Dünyamız ve ülkemiz binyıllar süren insanlık tarihinin önemli bir kesitinden geçiyor. 

İnsanlık, tarihin kırılma- sıçrama noktalarını yaşadı bu binyıllar içerisinde. 
Kırılma noktaları  insanlığı tarihsel ve toplumsal anlamda ileriye taşıdı, "sıçrattı"..

Her kırılma-sıçrama dönemlerinin ardından yeni sosyo-ekonomik biçimler ve ilişkiler bir öncekinin yerini aldı. İçinde her ne kadar insan yaşamını olumsuzlayan çelişki ve gerilimleri barındırsa da adım atılan her yeni "form" ve kurulan düzenler bir öncekinin gerisine düşmedi, ilerisinde yer aldı.

İnsanlık tarihinde bugün gelinen nokta, bu ilerleyişin tersinden çalışmaya başladığına ve binlerce yıllık insanlık tarihinin ortaya çıkardığı birikiminin , yaşamla beraber tüketilmekte olduğuna işaret etmektedir.

Her kırılma-sıçrama döneminin bir sonraki döneme bıraktığı zengin miras göz önüne alındığında, önümüzdeki dönemlere nasıl bir miras bırakılabileceği konusu bugün insanlığın kendisine sorması gereken, aynı zamanda acil cevap ve çözümler üretmesi gereken bir konu olarak beklemektedir.

Üçüncü binyıla az bir zaman kala bu soruya verilecek yanıtlar bir taraftan umudumuzu kırabilecek gibi görünürken, üretilebilecek çözümlerin insan yaşamını yeni bir formda yeniden üretilmesine sunabileceği olanaklar açısından da umut verici olacaktır.

1991 yılı dünyada kutuplaşmaların bitirildiği, insanlık tarihinde yeni bir sayfanın açıldığı bir yıl olarak ilan edildi, kutsandı.  Savaşlar sona erecek, dünya bilgi ve teknolojinin ışığında küreselleşecek, yoksulluk bitecek, global-küresel dünya insanlığın yüzünü güldürecekti.

Vaad ve iddia edilen ile gerçek arasında ihmal edilebilir bir açı bulunabilir.
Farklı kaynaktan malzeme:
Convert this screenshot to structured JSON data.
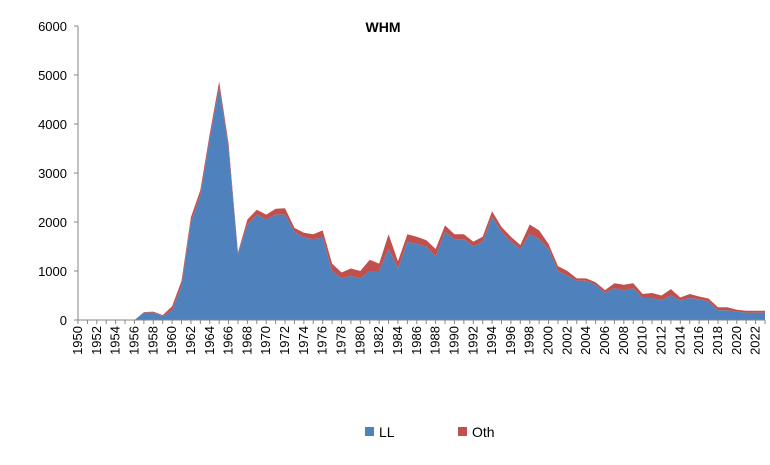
{
  "chart_data": {
    "type": "area",
    "stacked": true,
    "title": "WHM",
    "xlabel": "",
    "ylabel": "",
    "x": [
      1950,
      1951,
      1952,
      1953,
      1954,
      1955,
      1956,
      1957,
      1958,
      1959,
      1960,
      1961,
      1962,
      1963,
      1964,
      1965,
      1966,
      1967,
      1968,
      1969,
      1970,
      1971,
      1972,
      1973,
      1974,
      1975,
      1976,
      1977,
      1978,
      1979,
      1980,
      1981,
      1982,
      1983,
      1984,
      1985,
      1986,
      1987,
      1988,
      1989,
      1990,
      1991,
      1992,
      1993,
      1994,
      1995,
      1996,
      1997,
      1998,
      1999,
      2000,
      2001,
      2002,
      2003,
      2004,
      2005,
      2006,
      2007,
      2008,
      2009,
      2010,
      2011,
      2012,
      2013,
      2014,
      2015,
      2016,
      2017,
      2018,
      2019,
      2020,
      2021,
      2022,
      2023
    ],
    "xticks": [
      "1950",
      "1952",
      "1954",
      "1956",
      "1958",
      "1960",
      "1962",
      "1964",
      "1966",
      "1968",
      "1970",
      "1972",
      "1974",
      "1976",
      "1978",
      "1980",
      "1982",
      "1984",
      "1986",
      "1988",
      "1990",
      "1992",
      "1994",
      "1996",
      "1998",
      "2000",
      "2002",
      "2004",
      "2006",
      "2008",
      "2010",
      "2012",
      "2014",
      "2016",
      "2018",
      "2020",
      "2022"
    ],
    "ylim": [
      0,
      6000
    ],
    "yticks": [
      "0",
      "1000",
      "2000",
      "3000",
      "4000",
      "5000",
      "6000"
    ],
    "legend_position": "bottom",
    "series": [
      {
        "name": "LL",
        "color": "#4f81bd",
        "values": [
          0,
          0,
          0,
          0,
          0,
          0,
          0,
          150,
          150,
          80,
          200,
          700,
          2000,
          2550,
          3700,
          4750,
          3500,
          1350,
          1950,
          2150,
          2050,
          2150,
          2150,
          1800,
          1680,
          1650,
          1680,
          1000,
          850,
          900,
          850,
          1000,
          1000,
          1450,
          1050,
          1600,
          1550,
          1500,
          1300,
          1800,
          1650,
          1650,
          1500,
          1600,
          2100,
          1800,
          1600,
          1450,
          1750,
          1650,
          1450,
          1000,
          900,
          800,
          800,
          720,
          550,
          650,
          600,
          650,
          450,
          450,
          400,
          500,
          400,
          450,
          420,
          380,
          200,
          200,
          170,
          150,
          150,
          150
        ]
      },
      {
        "name": "Oth",
        "color": "#c0504d",
        "values": [
          0,
          0,
          0,
          0,
          0,
          0,
          0,
          10,
          20,
          20,
          80,
          100,
          100,
          100,
          100,
          120,
          100,
          30,
          100,
          100,
          100,
          120,
          130,
          80,
          100,
          100,
          150,
          150,
          120,
          150,
          150,
          230,
          150,
          300,
          150,
          150,
          150,
          130,
          150,
          130,
          100,
          100,
          100,
          100,
          120,
          100,
          100,
          80,
          200,
          180,
          100,
          100,
          100,
          50,
          50,
          50,
          60,
          100,
          120,
          100,
          80,
          100,
          100,
          130,
          60,
          80,
          60,
          60,
          60,
          60,
          40,
          40,
          40,
          40
        ]
      }
    ]
  }
}
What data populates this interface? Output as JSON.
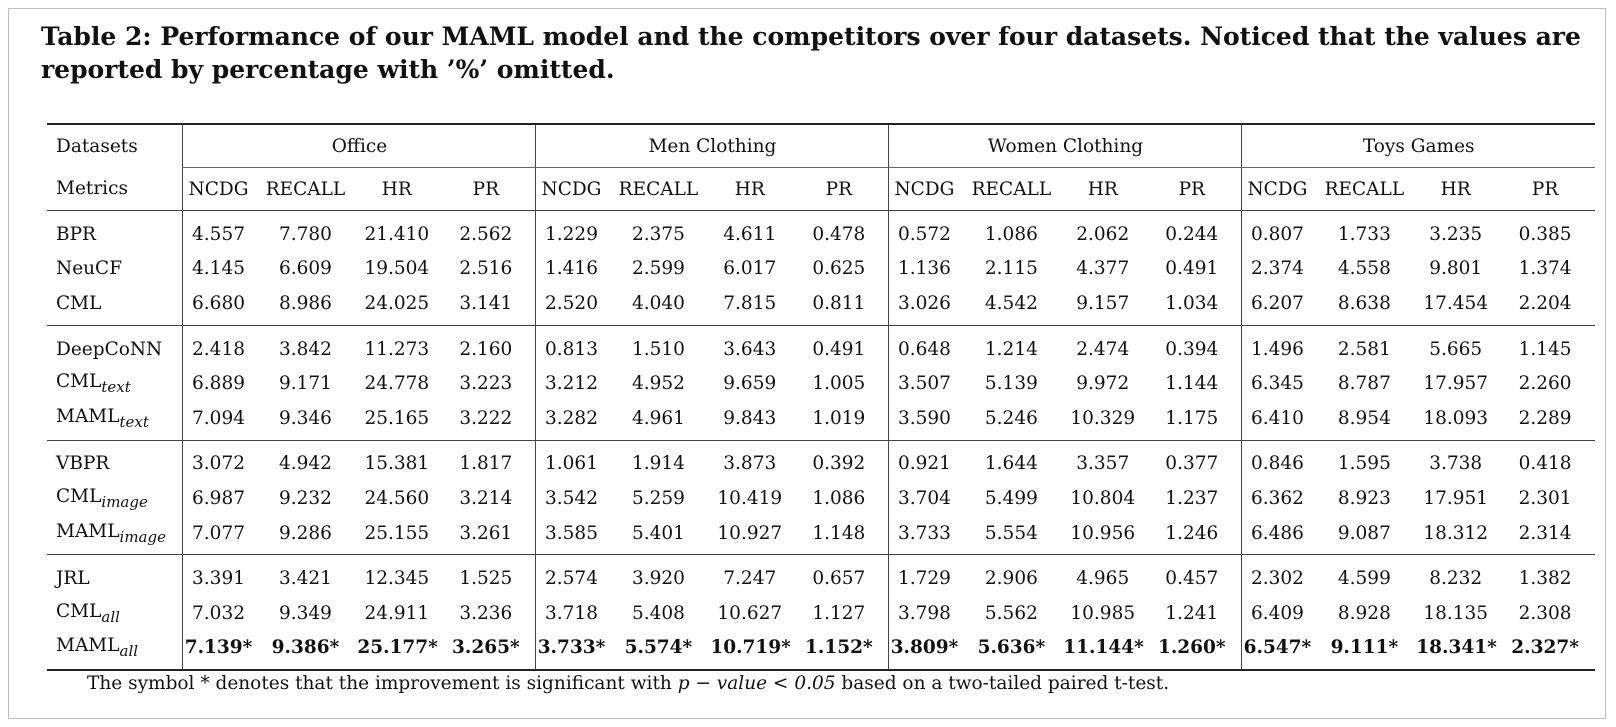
{
  "caption": "Table 2: Performance of our MAML model and the competitors over four datasets. Noticed that the values are reported by percentage with ’%’ omitted.",
  "header": {
    "datasets_label": "Datasets",
    "metrics_label": "Metrics",
    "datasets": [
      "Office",
      "Men Clothing",
      "Women Clothing",
      "Toys Games"
    ],
    "metrics": [
      "NCDG",
      "RECALL",
      "HR",
      "PR"
    ]
  },
  "groups": [
    [
      {
        "name": "BPR",
        "sub": "",
        "values": [
          "4.557",
          "7.780",
          "21.410",
          "2.562",
          "1.229",
          "2.375",
          "4.611",
          "0.478",
          "0.572",
          "1.086",
          "2.062",
          "0.244",
          "0.807",
          "1.733",
          "3.235",
          "0.385"
        ]
      },
      {
        "name": "NeuCF",
        "sub": "",
        "values": [
          "4.145",
          "6.609",
          "19.504",
          "2.516",
          "1.416",
          "2.599",
          "6.017",
          "0.625",
          "1.136",
          "2.115",
          "4.377",
          "0.491",
          "2.374",
          "4.558",
          "9.801",
          "1.374"
        ]
      },
      {
        "name": "CML",
        "sub": "",
        "values": [
          "6.680",
          "8.986",
          "24.025",
          "3.141",
          "2.520",
          "4.040",
          "7.815",
          "0.811",
          "3.026",
          "4.542",
          "9.157",
          "1.034",
          "6.207",
          "8.638",
          "17.454",
          "2.204"
        ]
      }
    ],
    [
      {
        "name": "DeepCoNN",
        "sub": "",
        "values": [
          "2.418",
          "3.842",
          "11.273",
          "2.160",
          "0.813",
          "1.510",
          "3.643",
          "0.491",
          "0.648",
          "1.214",
          "2.474",
          "0.394",
          "1.496",
          "2.581",
          "5.665",
          "1.145"
        ]
      },
      {
        "name": "CML",
        "sub": "text",
        "values": [
          "6.889",
          "9.171",
          "24.778",
          "3.223",
          "3.212",
          "4.952",
          "9.659",
          "1.005",
          "3.507",
          "5.139",
          "9.972",
          "1.144",
          "6.345",
          "8.787",
          "17.957",
          "2.260"
        ]
      },
      {
        "name": "MAML",
        "sub": "text",
        "values": [
          "7.094",
          "9.346",
          "25.165",
          "3.222",
          "3.282",
          "4.961",
          "9.843",
          "1.019",
          "3.590",
          "5.246",
          "10.329",
          "1.175",
          "6.410",
          "8.954",
          "18.093",
          "2.289"
        ]
      }
    ],
    [
      {
        "name": "VBPR",
        "sub": "",
        "values": [
          "3.072",
          "4.942",
          "15.381",
          "1.817",
          "1.061",
          "1.914",
          "3.873",
          "0.392",
          "0.921",
          "1.644",
          "3.357",
          "0.377",
          "0.846",
          "1.595",
          "3.738",
          "0.418"
        ]
      },
      {
        "name": "CML",
        "sub": "image",
        "values": [
          "6.987",
          "9.232",
          "24.560",
          "3.214",
          "3.542",
          "5.259",
          "10.419",
          "1.086",
          "3.704",
          "5.499",
          "10.804",
          "1.237",
          "6.362",
          "8.923",
          "17.951",
          "2.301"
        ]
      },
      {
        "name": "MAML",
        "sub": "image",
        "values": [
          "7.077",
          "9.286",
          "25.155",
          "3.261",
          "3.585",
          "5.401",
          "10.927",
          "1.148",
          "3.733",
          "5.554",
          "10.956",
          "1.246",
          "6.486",
          "9.087",
          "18.312",
          "2.314"
        ]
      }
    ],
    [
      {
        "name": "JRL",
        "sub": "",
        "values": [
          "3.391",
          "3.421",
          "12.345",
          "1.525",
          "2.574",
          "3.920",
          "7.247",
          "0.657",
          "1.729",
          "2.906",
          "4.965",
          "0.457",
          "2.302",
          "4.599",
          "8.232",
          "1.382"
        ]
      },
      {
        "name": "CML",
        "sub": "all",
        "values": [
          "7.032",
          "9.349",
          "24.911",
          "3.236",
          "3.718",
          "5.408",
          "10.627",
          "1.127",
          "3.798",
          "5.562",
          "10.985",
          "1.241",
          "6.409",
          "8.928",
          "18.135",
          "2.308"
        ]
      },
      {
        "name": "MAML",
        "sub": "all",
        "bold": true,
        "values": [
          "7.139*",
          "9.386*",
          "25.177*",
          "3.265*",
          "3.733*",
          "5.574*",
          "10.719*",
          "1.152*",
          "3.809*",
          "5.636*",
          "11.144*",
          "1.260*",
          "6.547*",
          "9.111*",
          "18.341*",
          "2.327*"
        ]
      }
    ]
  ],
  "footnote": {
    "before": "The symbol * denotes that the improvement is significant with ",
    "math": "p − value < 0.05",
    "after": " based on a two-tailed paired t-test."
  }
}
Ancak dünyanın bugün verdiği fotoğraf bu açının ihmal edilebilir olmanın çok ötesinde olduğunu göstermektedir. Kutupların kalktığı iddia edilen dünyada bugün objektifi nereye tutsanız kadrajın içinde iddia ve vaad edilenden bambaşka resim görünmektedir.

Kutuplar kalkmamış, dünyamız tek bir kutup ve onun yörüngesinde yerini alan yüzlerce uydu biçimine bürünmüştür.

Bununla birlikte insanlığın binlerce yıldır biriktirdiği sosyal-ekonomik ve kültürel zenginlik bu yeni "biçim" tarafından önce kuşatılmış, sonra hızlı bir tüketim sürecine sokulmuştur.  Zaman sayacı ileriye atarken, insan yaşamının anlamı tersine dönmeye başlamıştır.

Söz konusu olan yalnız insanlık değil, bununla bağlantılı olarak dünyanın kendisidir. Hızla tahrip edilen doğal ve yapılı çevre, kuraklık, iklimsel değişiklikler, ısınma, çölleşme...

Bu durum "doğal" bir süreç gibi anlatılmakta, insanlık kaderci bir yaklaşıma terk edilerek,  yaklaşan felaketlerin sorumluları gizlenmektedir.

Güzel ülkemiz bu tablonun tam da içindedir. Bir bütünün parçası olarak baktığımızda bütün bu sıralanan sorunlar bizi de içine almaktadır.  İlkokula başladığımız ilk günden beri "dört yanı denizlerle çevrili bu cennet vatan" olgusu kitaplarda yazan bir retorik haline gelmeye başlamıştır.  Ülkemizin doğal ve kültürel değerleri bir bir yok edilmekte, bunun adı küreselleşen dünyaya uyum olarak kodlanmaktadır. Uyumlulaştırıldığımız nokta hızlı bir çürüme ve yokoluştan başka bir şey değildir.

Bu çerçevede "küreselleşme - globalleşme- yeni dünya" safsatası insanlığı mutlulukta değil, sorun, sıkıntı ve çilede ortaklaştırmıştır...

  • Peyzaj Mimarlığı II. Öğrenci Kurultayı tamda böyle bir Türkiye ve dünyada  09 Kasım 2007 tarihinde Ankara‘ da toplanmış , verili zaman  ve eldeki olanaklar dahilinde bu tabloya işaret etmeye çalışmıştır.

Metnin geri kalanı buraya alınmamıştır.